The setup used to measure the insects’ data.
That type of creativity highlights what’s possible thanks to the convergence of sensors, consumer electronics, big data, and, presumably, the maker movement and 3-D printing. If more, different and better data will lead to better analysis, it’s easier than ever to collect it yourselfrather than wait for someone else to do it.
Thanks to the proliferation of data in the form of photos, videos, speech and text, there’s now an incredible amount of effort going into building algorithms and systems that can help computers understand those inputs. From a big data perspective, the interesting thing about these approaches — whether they’re called deep learning, cognitive computing or some other flavor of artificial intelligence — is that they’re not yet really about analytics in the same way so many other big data projects are.
AI researchers aren’t so concerned — yet — with uncovering trends or finding the needle in the haystack as they are with automating tasks that humans can already do. The big difference, of course, is that, done right, the systems can perform tasks such as object or facial recognition, or text analysis, much faster and at a much greater scale than humans can. As they get more accurate and require less training, these systems could power everything from intelligent ad platforms to much smarter self-driving cars.
Remarkably, the techniques for doing all this stuff are being democratized at rapid clip and will soon be accessible to a lot more people via software, open source libraries and even APIs. Google and Facebook are spending hundreds of millions of dollars advancing the state of the art in AI, but anyone brave enough to give it a whirl can get their hands on similar capabilities for very little money, if not free.

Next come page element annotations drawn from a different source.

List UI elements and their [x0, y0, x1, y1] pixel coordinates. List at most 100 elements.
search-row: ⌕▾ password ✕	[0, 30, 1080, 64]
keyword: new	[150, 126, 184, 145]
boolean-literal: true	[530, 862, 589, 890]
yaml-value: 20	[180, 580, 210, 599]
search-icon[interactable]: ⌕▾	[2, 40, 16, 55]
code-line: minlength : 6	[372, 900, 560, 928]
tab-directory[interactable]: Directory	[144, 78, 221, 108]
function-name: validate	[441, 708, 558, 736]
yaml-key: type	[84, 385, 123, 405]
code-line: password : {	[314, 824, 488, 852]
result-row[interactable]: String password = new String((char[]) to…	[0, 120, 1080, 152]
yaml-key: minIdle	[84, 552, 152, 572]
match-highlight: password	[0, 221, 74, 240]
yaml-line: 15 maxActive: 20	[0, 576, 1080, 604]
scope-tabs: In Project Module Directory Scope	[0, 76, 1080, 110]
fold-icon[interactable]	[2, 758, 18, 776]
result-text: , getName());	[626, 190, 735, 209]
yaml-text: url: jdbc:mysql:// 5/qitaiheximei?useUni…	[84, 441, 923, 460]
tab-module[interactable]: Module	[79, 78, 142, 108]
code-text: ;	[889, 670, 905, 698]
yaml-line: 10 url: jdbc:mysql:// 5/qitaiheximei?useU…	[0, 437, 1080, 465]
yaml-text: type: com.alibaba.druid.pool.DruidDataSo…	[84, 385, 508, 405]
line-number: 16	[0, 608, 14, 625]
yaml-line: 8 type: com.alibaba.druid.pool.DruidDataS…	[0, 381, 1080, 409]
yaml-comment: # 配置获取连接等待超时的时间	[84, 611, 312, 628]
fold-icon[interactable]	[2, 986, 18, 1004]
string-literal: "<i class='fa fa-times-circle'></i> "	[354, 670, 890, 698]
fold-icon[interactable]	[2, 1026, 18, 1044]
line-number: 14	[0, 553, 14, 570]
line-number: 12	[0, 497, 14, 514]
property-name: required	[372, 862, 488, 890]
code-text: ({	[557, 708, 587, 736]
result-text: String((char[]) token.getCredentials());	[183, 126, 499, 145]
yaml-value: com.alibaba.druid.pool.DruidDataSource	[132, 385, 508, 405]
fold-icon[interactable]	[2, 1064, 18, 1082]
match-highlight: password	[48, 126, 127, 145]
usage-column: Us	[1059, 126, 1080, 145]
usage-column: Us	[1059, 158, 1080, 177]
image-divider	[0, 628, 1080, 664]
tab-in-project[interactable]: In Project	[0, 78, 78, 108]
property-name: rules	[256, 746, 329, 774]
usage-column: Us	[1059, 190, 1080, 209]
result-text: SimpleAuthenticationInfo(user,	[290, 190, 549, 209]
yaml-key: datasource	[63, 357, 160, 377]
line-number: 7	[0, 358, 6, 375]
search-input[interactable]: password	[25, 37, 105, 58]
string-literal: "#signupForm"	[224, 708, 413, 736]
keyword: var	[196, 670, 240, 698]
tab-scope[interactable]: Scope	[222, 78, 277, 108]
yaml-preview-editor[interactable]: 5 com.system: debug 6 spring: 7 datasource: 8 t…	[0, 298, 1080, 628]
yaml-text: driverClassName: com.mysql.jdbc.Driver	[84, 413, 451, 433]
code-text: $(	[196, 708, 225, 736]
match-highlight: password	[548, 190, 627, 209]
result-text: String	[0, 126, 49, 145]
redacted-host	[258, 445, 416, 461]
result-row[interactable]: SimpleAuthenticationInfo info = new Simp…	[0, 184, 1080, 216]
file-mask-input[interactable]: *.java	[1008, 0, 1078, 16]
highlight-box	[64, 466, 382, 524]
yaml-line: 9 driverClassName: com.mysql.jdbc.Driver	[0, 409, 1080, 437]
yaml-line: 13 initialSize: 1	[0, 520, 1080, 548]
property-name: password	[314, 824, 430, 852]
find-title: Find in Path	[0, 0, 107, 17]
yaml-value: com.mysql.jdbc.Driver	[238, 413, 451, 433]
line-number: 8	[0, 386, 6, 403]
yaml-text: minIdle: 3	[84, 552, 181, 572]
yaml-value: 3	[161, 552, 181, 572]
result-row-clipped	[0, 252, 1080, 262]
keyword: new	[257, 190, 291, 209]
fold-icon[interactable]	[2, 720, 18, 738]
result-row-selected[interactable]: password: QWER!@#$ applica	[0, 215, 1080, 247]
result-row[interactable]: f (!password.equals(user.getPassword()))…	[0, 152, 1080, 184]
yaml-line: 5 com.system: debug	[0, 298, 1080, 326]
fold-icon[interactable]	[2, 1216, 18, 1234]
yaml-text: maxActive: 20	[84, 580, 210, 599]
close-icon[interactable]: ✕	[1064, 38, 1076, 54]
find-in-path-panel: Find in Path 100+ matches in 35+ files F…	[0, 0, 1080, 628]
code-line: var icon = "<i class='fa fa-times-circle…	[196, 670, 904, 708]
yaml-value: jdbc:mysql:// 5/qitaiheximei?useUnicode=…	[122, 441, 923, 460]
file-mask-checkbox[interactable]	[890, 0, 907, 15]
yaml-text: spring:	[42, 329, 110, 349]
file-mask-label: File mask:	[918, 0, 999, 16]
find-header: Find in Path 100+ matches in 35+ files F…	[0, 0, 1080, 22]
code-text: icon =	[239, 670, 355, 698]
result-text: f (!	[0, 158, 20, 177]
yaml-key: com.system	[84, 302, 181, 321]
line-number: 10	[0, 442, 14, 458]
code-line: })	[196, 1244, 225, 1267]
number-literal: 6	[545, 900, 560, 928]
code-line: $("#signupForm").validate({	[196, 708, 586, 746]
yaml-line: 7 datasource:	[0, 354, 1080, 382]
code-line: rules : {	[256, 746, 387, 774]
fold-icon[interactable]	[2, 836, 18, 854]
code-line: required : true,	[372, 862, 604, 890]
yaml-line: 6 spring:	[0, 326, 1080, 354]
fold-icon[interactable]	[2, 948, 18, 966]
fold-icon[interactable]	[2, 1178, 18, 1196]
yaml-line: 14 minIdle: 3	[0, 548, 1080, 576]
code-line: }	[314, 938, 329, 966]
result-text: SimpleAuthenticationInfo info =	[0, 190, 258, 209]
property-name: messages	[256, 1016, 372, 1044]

Commercial quantum computing is still a way off, but we can already see what might be possible when it arrives. According to D-Wave Systems, the company that has sold prototype versions of its quantum computer to Google, NASA and Lockheed Martin, it’s particularly good at advanced machine learning tasks and difficult optimization problems. Google is testing out computer vision algorithms that could eventually run on smartphones; Lockheed is trying to improve software validation for flight systems.
It’s powerful stuff that could help companies of all stripes solve some difficult computing and analytic tasks that today’s most-advanced systems and techniques can’t. Or, at least, quantum computing should be able to solve those problems faster and more efficiently.
Before that can happen, though, mainstream businesses will need access to quantum resources and some knowledge in how to use them. D-Wave is vowing to make the resources available via the cloud, and is working on compilers to simplify the programming aspect. There’s a lot of ground to cover before that happens, but the technology is moving fast and quantum computer instances delivered via the Amazon Web Services or Google clouds isn’t out of the realm of possibility.